One of my favorite movies of all time is "The Bad News Bears." I'm talking about the old-school, 1976 version with Walter Matthau and Tatum O'Neal, not the pathetic 2005 remake. I'm sure you remember the story: A group of misfit youths and their washed-up, beer-swilling Little League coach try to prove that they've got what it takes to win the big game.

Realizing that the team lacks any real talent, Buttermaker (played hilariously by Matthau) recruits the daughter of a former girlfriend to become the ace pitcher. He also lures the town's best athlete and baseball player, the motorcycle-riding, chain-smoking Kelly Leak. Buttermaker encourages Leak to dominate games, even if it means showing up his teammates. In doing so, though, Leak totally alienates the rest of the team. No one wants to play with him, or for Buttermaker for that matter. They quit on him.

Finally, in the climactic scene, Leak realizes that he's part of something larger. He checks his ego at the door and begins to focus on the team. Buttermaker, too, recognizes the errors of his ways and encourages the rest of the kids, no matter how horrible they are, to get in the game and do their best. Sadly, they come up short in the big game and lose to the hated Yankees; but, in fact, it's the Bears who truly win in the end. They learn a valuable lesson about what it means to be and play as a team.

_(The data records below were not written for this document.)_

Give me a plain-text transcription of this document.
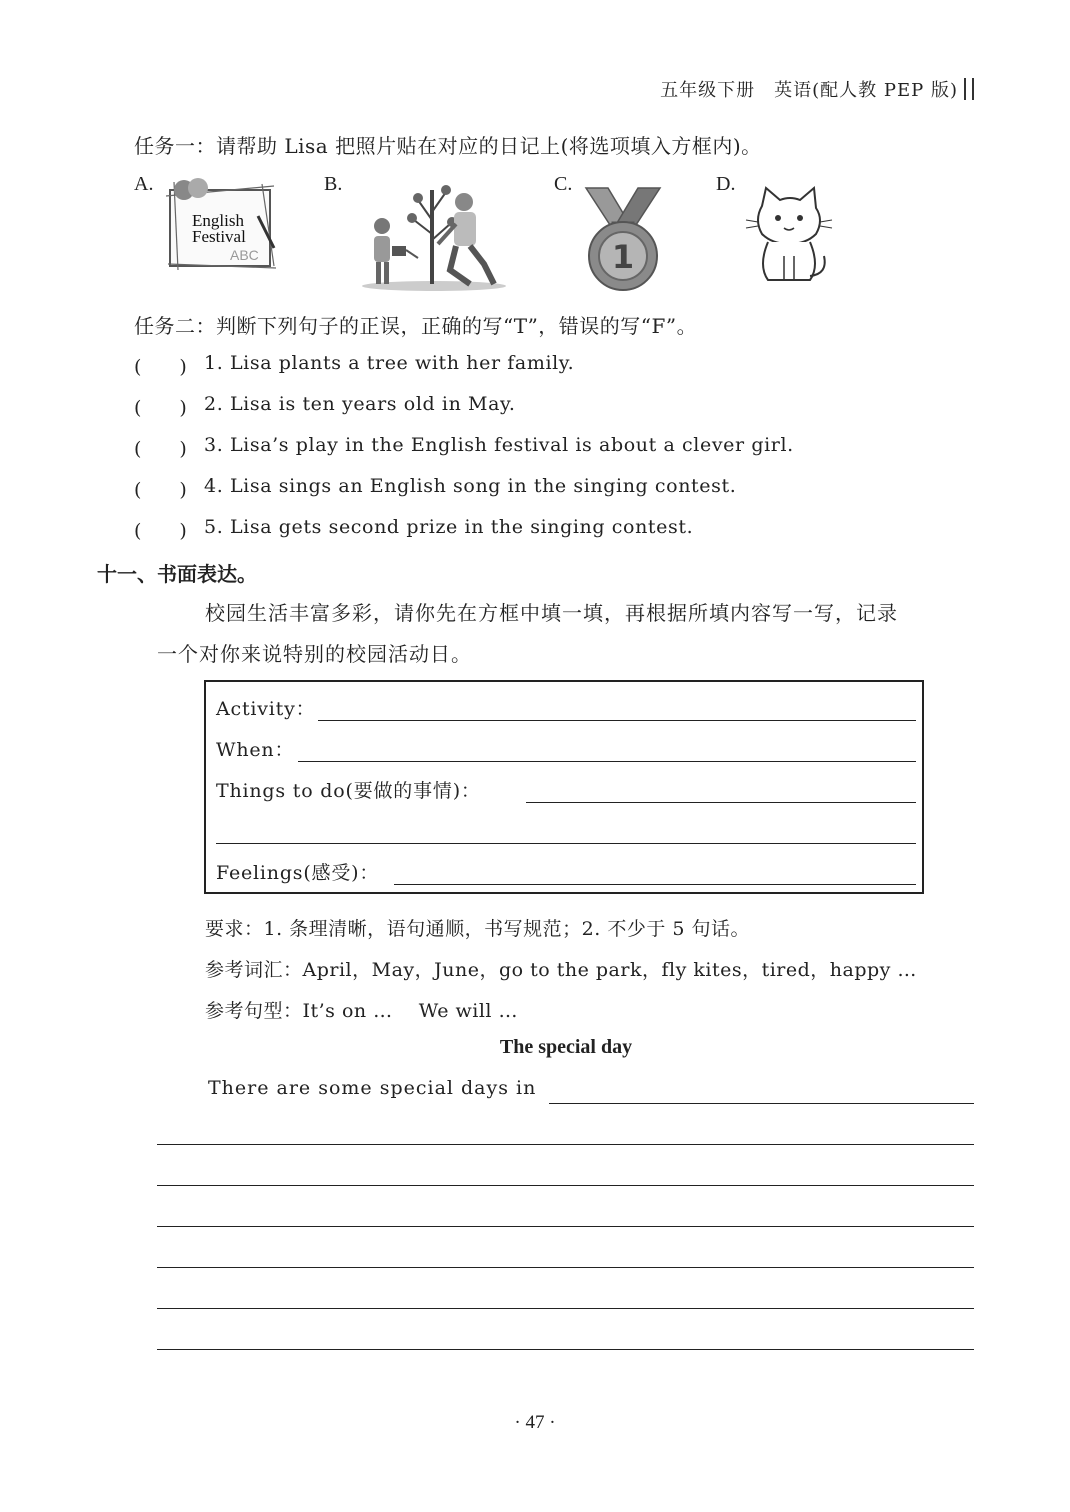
五年级下册　英语(配人教 PEP 版)
任务一：请帮助 Lisa 把照片贴在对应的日记上(将选项填入方框内)。
A.	B.	C.	D.
English
Festival
ABC	1
任务二：判断下列句子的正误，正确的写“T”，错误的写“F”。
(　　) 1. Lisa plants a tree with her family.
(　　) 2. Lisa is ten years old in May.
(　　) 3. Lisa’s play in the English festival is about a clever girl.
(　　) 4. Lisa sings an English song in the singing contest.
(　　) 5. Lisa gets second prize in the singing contest.
十一、书面表达。
校园生活丰富多彩，请你先在方框中填一填，再根据所填内容写一写，记录
一个对你来说特别的校园活动日。
Activity：
When：
Things to do(要做的事情)：
Feelings(感受)：
要求：1. 条理清晰，语句通顺，书写规范；2. 不少于 5 句话。
参考词汇：April，May，June，go to the park，fly kites，tired，happy …
参考句型：It’s on …　 We will …
The special day
There are some special days in
· 47 ·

OK, so it's not every day that someone uses "The Bad News Bears" as a teaching moment, but there is a message in the movie — there's no "I" in "team."

Our cover story this month, along with articles about CMOs and the changing role of nurses, explore how the physician-centric model is giving way to a more collaborative approach. Clinicians are working together to determine the best course of treatment to achieve the most optimal outcomes for patients.

Thirty years ago, the aviation industry was undergoing a similar transformation. In an effort to reduce the number of accidents, it turned to crew resource management as a means not just to reduce errors, but also to foster an environment of teamwork.

"The similarities are pretty striking," says aviation veteran Stephen Harden. "For years and years, we taught pilots that they were the only persons who could right the ship and save it from total disaster."

As crew resource management took hold, though, the industry came to understand that, yes, pilots need to master the craft of flying, but that the craft was rarely practiced solo. "So, we transitioned from master craftsman to master teammate," says Harden, a pilot for FedEx, where he instituted crew resource management in the 1990s. He's also CEO of LifeWings Partners, an organization that works with health care groups to implement the technique.

Harden contends that health care so far has failed to learn one big lesson from the history of CRM: It's not a quick fix, it's building process. The aviation industry has been at it for decades and continues to refine and refresh its approach. Most importantly, he says, CRM won't fully take hold until it becomes part of the culture. He notes that aviation schools can't get FAA approval unless they teach CRM. All airlines screen prospective pilots for these team-based skills.

"CRM needs to be built into the fabric of what you do," Harden says.